NVIDIA Clara for Healthcare and Life Sciences introduces new AI models aimed at lowering costs and accelerating treatment development. La-Proteina enables the design of large, atom-level-precise proteins for research and drug candidate development, providing scientists with tools to study diseases previously considered untreatable. ReaSyn v2 ensures AI-designed drugs are practical to synthesize by incorporating a manufacturing blueprint into the discovery process. KERMT provides high-accuracy computational safety testing early in development, predicting how potential drugs will interact with the human body. RNAProunlocks the potential of personalized medicine by predicting the complex 3D shapes of RNA molecules. These advancements are supported by an NVIDIA dataset of 455,000 synthetic protein structures, helping researchers build more accurate AI models.

Empowering Developers with Open Resources

NVIDIA's commitment to open-source innovation is evident in its contribution of training frameworks and one of the world’s largest collections of open multimodal data, including 10 trillion language training tokens, 500,000 robotics trajectories, 455,000 protein structures, and 100 terabytes of vehicle sensor data. This scale of diverse open resources is designed to accelerate innovation in language processing, robotics, scientific research, and autonomous vehicles. Leading technology companies, including Bosch, CodeRabbit, CrowdStrike, Cohesity, Fortinet, Franka Robotics, Humanoid, Palantir, Salesforce, ServiceNow, Hitachi, and Uber, are adopting and building on NVIDIA’s open model technologies.

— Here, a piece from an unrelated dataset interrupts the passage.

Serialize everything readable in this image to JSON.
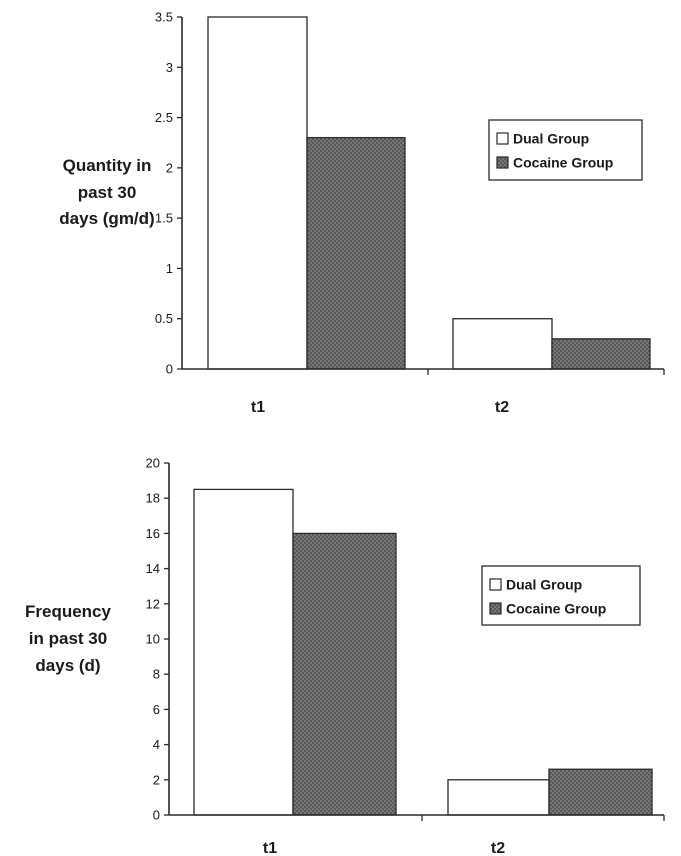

The open models, data, and frameworks are now available on GitHub, Hugging Face, and various cloud and AI infrastructure platforms, providing developers with flexible access to supporting resources. Many of these models are also available as NVIDIA NIM microservices for secure, scalable deployment on any NVIDIA-accelerated infrastructure. NVIDIA's latest releases signal a significant push to democratize AI development, empowering developers and researchers to push the boundaries of what is possible in AI innovation.